KATHMANDU, NOVEMBER 2

Media Action Nepal, a media rights advocacy organization, has called on the government to abolish impunity for crimes against journalists, claiming that it is a continual impediment to free press in Nepal.

Issuing a statement today to mark the 'International Day to End Impunity for Crimes against Journalists' (IDEI), Media Action Nepal has urged Nepali authorities to implement measures to counter the existing culture of impunity.

"A total of 35 journalists have been killed in Nepal since 1996, only five have been subject to the judicial process.
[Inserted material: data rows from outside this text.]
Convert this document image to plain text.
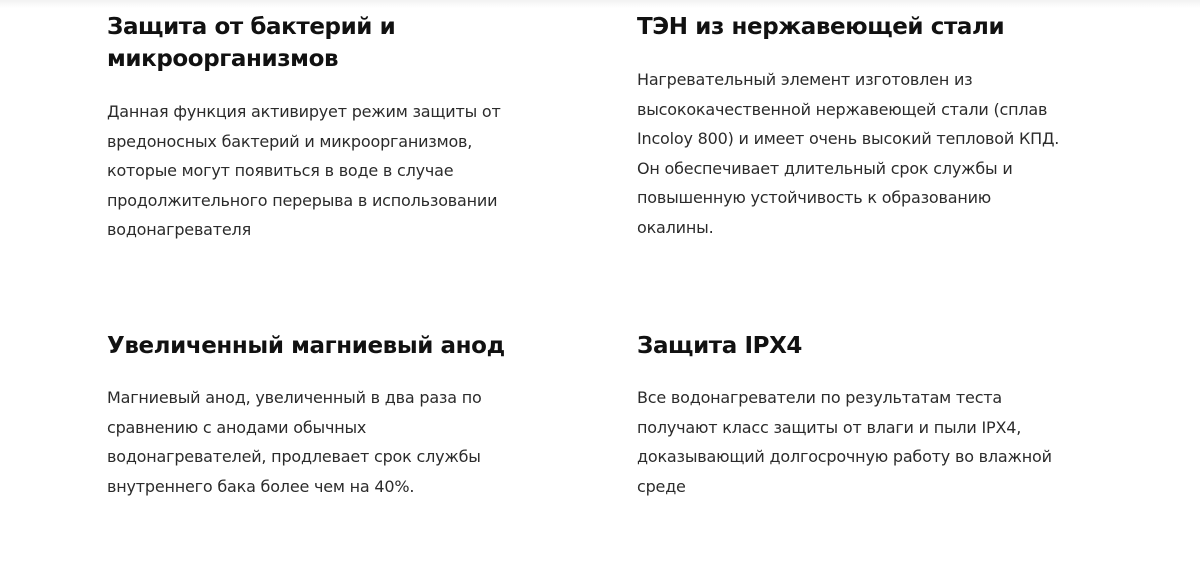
Защита от бактерий и микроорганизмов

Данная функция активирует режим защиты от вредоносных бактерий и микроорганизмов, которые могут появиться в воде в случае продолжительного перерыва в использовании водонагревателя

ТЭН из нержавеющей стали

Нагревательный элемент изготовлен из высококачественной нержавеющей стали (сплав Incoloy 800) и имеет очень высокий тепловой КПД. Он обеспечивает длительный срок службы и повышенную устойчивость к образованию окалины.

Увеличенный магниевый анод

Магниевый анод, увеличенный в два раза по сравнению с анодами обычных водонагревателей, продлевает срок службы внутреннего бака более чем на 40%.

Защита IPX4

Все водонагреватели по результатам теста получают класс защиты от влаги и пыли IPX4, доказывающий долгосрочную работу во влажной среде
The whereabouts of four journalists including Milan Nepali, Prakash Singh Thakuri, Madan Paudel and Chitra Narayan Shrestha remains unknown.

More than two-thirds of cases that include the killing and disappearances of journalists have not been investigated by the Nepali authorities," the statement reads.

"Though no journalists have been killed in recent years in Nepal, their safety has become more difficult to ensure due to the government's indisposition to arrest perpetrators involved in killing journalists during and after the 10-year long political conflict," said Laxman Datt Pant, Chairperson of Media Action Nepal.

The government and political leadership have failed to fulfill their commitment to arrest the perpetrators of crimes against journalists and provide justice to victims, Pant added.

According to Media Action Nepal, the transitional justice institutions of Nepal such as the Truth and Reconciliation Commission (TRC) and the Commission for the Investigation on Enforced Disappeared Persons (CIEDP), have been failed to investigate or recommend to the government that reparation is offered to victims of the conflict in the cases of murdered and missing journalists.

These commissions have not yet investigated the complaints lodged on incidents relating to the murder and disappearance of journalists.

Chairperson Pant urged that in addition to introducing an effective state policy to end impunity for crimes against journalists, the Government of Nepal must implement its commitment towards independent and free media to combat fear and self-censorship among journalists.